As can be seen from the preceding description, the internal combustion engine burns the fuel-air mixture with an air-fuel ratio in the lean state. The NO _x catalyst of the air-fuel sensor and the NO _x gas sensor are installed in the exhaust gas path. The air-fuel ratio is regulated in accordance with the output signals of the air-fuel sensor and the NO _x gas sensor.

Accordingly, the exhaust emission control device operates the first embodiment so that it is good for dispensing a cleaned exhaust gas while maintaining a low Fuel consumption is realized.

In addition, a fuel gas or liquid fuel containing the KW component is supplied to an area in the flow direction upstream of the NO _x catalyst arranged in the exhaust gas path. Accordingly, the exhaust emission control device of the first invention improves the efficiency of the cleaning action by the NO _x catalyst and provides an emission of a well-cleaned exhaust gas while realizing a low fuel consumption.

Claims (5)

An exhaust emission control device for an internal combustion engine, comprising:

• a) an NO _x catalyst ( 9 ) arranged in an exhaust gas path ( 8 ) of the internal combustion engine ( 1 ) for reducing nitrogen oxides (NO _x ) contained in an exhaust gas of the internal combustion engine;
• b) an air-fuel ratio sensor ( 10 ) arranged in the exhaust gas path ( 8 ) for determining an amount of oxygen (O ₂ ) contained in the exhaust gas; and
• c) a NO _x gas sensor ( 11 ) arranged in the exhaust gas path ( 8 ) for determining an amount of NO _x gas contained in the exhaust gas;
• d) a KW feed device ( 16 , 17 , 18 , 19 ) to feed a hydrocarbon (KW) component in the flow direction upstream of the NO _x catalyst ( 9 ) into the exhaust gas path ( 8 );
• e) a control device ( 20 )
  • 1. for regulating an air-fuel ratio of a fuel-air mixture gas sucked into the internal combustion engine ( 1 ) in response to detection signals from the air-fuel ratio sensor ( 10 ), so that the combustion in the internal combustion engine ( 1 ) in one Lean state; and
  • 2. to control the KW supply device ( 16-19 ) for supplying the hydrocarbon (KW) - component in the exhaust gas path ( 8 ) according to the NO _X gas sensor ( 11 ) detected NO _X - gas quantity, so that the efficiency of the NO _X - catalyst is improved.

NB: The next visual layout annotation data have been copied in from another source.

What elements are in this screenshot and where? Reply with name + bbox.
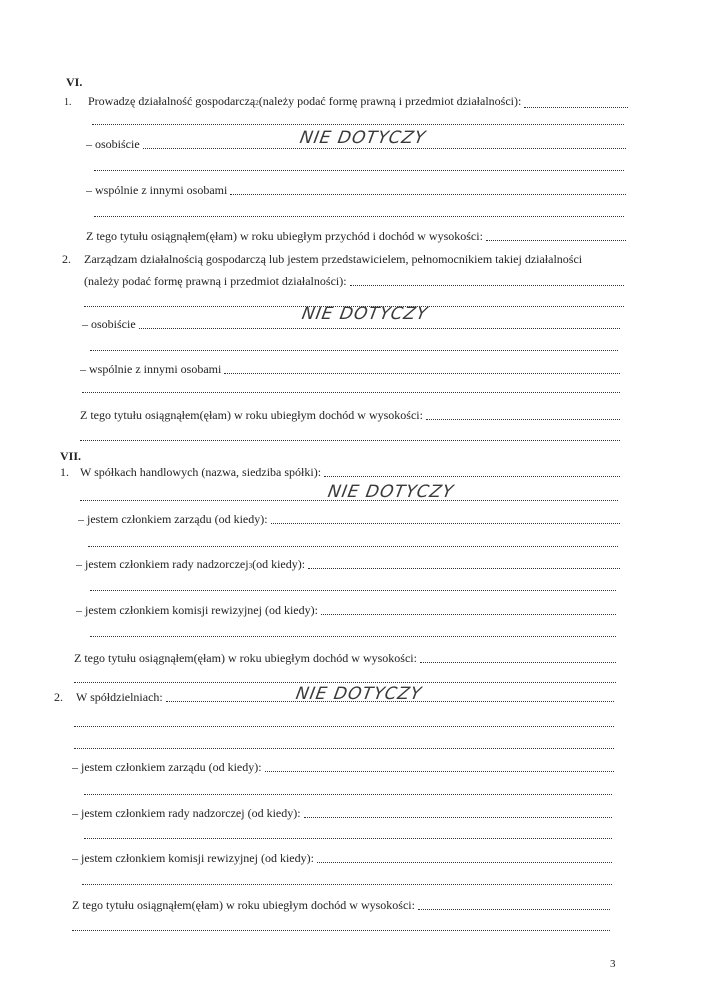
vi-wspolnie-label: – wspólnie z innymi osobami [86,183,228,197]
vi-fill-line[interactable] [82,392,620,393]
vi-item1-rest: (należy podać formę prawną i przedmiot działalności): [258,94,522,108]
vii-zarzad2-label: – jestem członkiem zarządu (od kiedy): [72,760,262,774]
vii-rada-label: – jestem członkiem rady nadzorczej [76,557,249,571]
vi-item1-number: 1. [64,97,72,108]
vii-item1-label: W spółkach handlowych (nazwa, siedziba spółki): [80,465,322,479]
vi-item2-label: Zarządzam działalnością gospodarczą lub jestem przedstawicielem, pełnomocnikiem takiej działalności [84,252,583,266]
vi-item2-line2 [84,274,624,288]
vii-fill-line[interactable] [74,748,614,749]
vi-item2-label2: (należy podać formę prawną i przedmiot działalności): [84,274,347,288]
vi-income1-dots[interactable] [486,232,626,241]
vi-osobiscie-label: – osobiście [86,137,140,151]
vii-komisja2-line [72,851,612,865]
vii-komisja-dots[interactable] [321,606,616,615]
vi-income2-label: Z tego tytułu osiągnąłem(ęłam) w roku ubiegłym dochód w wysokości: [80,408,423,422]
vi-wspolnie2-line [80,362,620,376]
vii-fill-line[interactable] [88,546,618,547]
vii-fill-line[interactable] [74,682,616,683]
section-vii-heading: VII. [60,449,82,463]
vi-income2-line [80,408,620,422]
handwritten-not-applicable: NIE DOTYCZY [326,482,456,502]
vii-rada-rest: (od kiedy): [252,557,306,571]
vii-zarzad-line [78,512,620,526]
vii-zarzad-dots[interactable] [271,515,620,524]
handwritten-not-applicable: NIE DOTYCZY [300,304,430,324]
vi-fill-line[interactable] [94,170,624,171]
vi-item1-line: 1. Prowadzę działalność gospodarczą 2 (należy podać formę prawną i przedmiot działalności): [64,94,628,110]
vi-item2-number: 2. [62,252,71,266]
vii-fill-line[interactable] [84,838,612,839]
vii-income1-dots[interactable] [420,654,616,663]
vii-rada2-dots[interactable] [304,809,612,818]
vi-item2-dots[interactable] [350,277,624,286]
vii-fill-line[interactable] [84,794,612,795]
vii-item2-label: W spółdzielniach: [76,690,163,704]
vi-income1-line [86,229,626,243]
vii-item1-line [60,465,620,479]
handwritten-not-applicable: NIE DOTYCZY [294,684,424,704]
vi-fill-line[interactable] [80,440,620,441]
vi-wspolnie-dots[interactable] [230,186,626,195]
vii-fill-line[interactable] [74,726,614,727]
vii-rada2-label: – jestem członkiem rady nadzorczej (od kiedy): [72,806,301,820]
vi-income2-dots[interactable] [426,411,620,420]
vii-fill-line[interactable] [90,636,616,637]
vii-rada-dots[interactable] [308,560,620,569]
vi-osobiscie2-label: – osobiście [82,317,136,331]
vi-fill-line[interactable] [94,216,624,217]
vii-komisja2-dots[interactable] [317,854,612,863]
vii-zarzad-label: – jestem członkiem zarządu (od kiedy): [78,512,268,526]
vi-wspolnie2-label: – wspólnie z innymi osobami [80,362,222,376]
vii-income1-line [74,651,616,665]
vi-fill-line[interactable] [90,350,618,351]
vi-wspolnie2-dots[interactable] [224,365,620,374]
vii-item2-number: 2. [54,690,63,704]
vii-komisja-label: – jestem członkiem komisji rewizyjnej (od kiedy): [76,603,318,617]
handwritten-not-applicable: NIE DOTYCZY [298,128,428,148]
vii-komisja-line [76,603,616,617]
vii-fill-line[interactable] [90,590,616,591]
vi-item1-label: Prowadzę działalność gospodarczą [88,94,256,108]
vii-item1-dots[interactable] [324,468,620,477]
vii-rada-line: – jestem członkiem rady nadzorczej 3 (od kiedy): [76,557,620,571]
vii-income2-line [72,898,610,912]
vii-income2-label: Z tego tytułu osiągnąłem(ęłam) w roku ubiegłym dochód w wysokości: [72,898,415,912]
vii-rada2-line [72,806,612,820]
vi-fill-line[interactable] [92,124,624,125]
vii-komisja2-label: – jestem członkiem komisji rewizyjnej (od kiedy): [72,851,314,865]
vi-item1-dots[interactable] [524,99,628,108]
vii-income1-label: Z tego tytułu osiągnąłem(ęłam) w roku ubiegłym dochód w wysokości: [74,651,417,665]
page-number: 3 [610,958,616,970]
vii-zarzad2-dots[interactable] [265,763,614,772]
vii-zarzad2-line [72,760,614,774]
vii-item1-number: 1. [60,465,69,479]
vi-wspolnie-line [86,183,626,197]
section-vi-heading: VI. [66,75,83,89]
vii-fill-line[interactable] [72,930,610,931]
vi-item2-line [62,252,628,266]
vii-income2-dots[interactable] [418,901,610,910]
vii-fill-line[interactable] [82,884,612,885]
vi-income1-label: Z tego tytułu osiągnąłem(ęłam) w roku ubiegłym przychód i dochód w wysokości: [86,229,483,243]
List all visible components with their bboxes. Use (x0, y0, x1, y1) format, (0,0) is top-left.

2. An exhaust emission control device according to claim 1, characterized by means (16-19) for supplying fuel of a fuel tank (13) directly determined NO _X -Gasmenge into the exhaust passage (8) as a function of the NO _X gas sensor (11). 3. Exhaust emission control device according to claim 1, characterized in that the air-fuel ratio sensor ( 10 ) is arranged in the flow direction in front of the NO _x catalyst ( 9 ), and the NO _x gas sensor ( 11 ) in the flow direction behind the NO _X catalyst ( 9 ) is arranged. 4. Exhaust emission control device according to claim 1, characterized in that the air-fuel ratio sensor ( 10 ) and the NO _X - gas sensor ( 11 ) are arranged in the flow direction in front of the NO _X catalyst ( 9 ). 5. Exhaust emission control device according to claim 1, characterized in that the KW supply device ( 16-19 ) a cartridge ( 16 ) for absorbing fuel gas evaporated from a fuel tank ( 13 ), and a way of injecting the evaporated fuel gas from the cartridge ( 16 ) in an area in the direction of flow in front of the NO _x catalyst ( 9 ) in the exhaust gas path by means of a solenoid valve ( 18 ) which is regulated in response to the output signal from the NO _x gas sensor.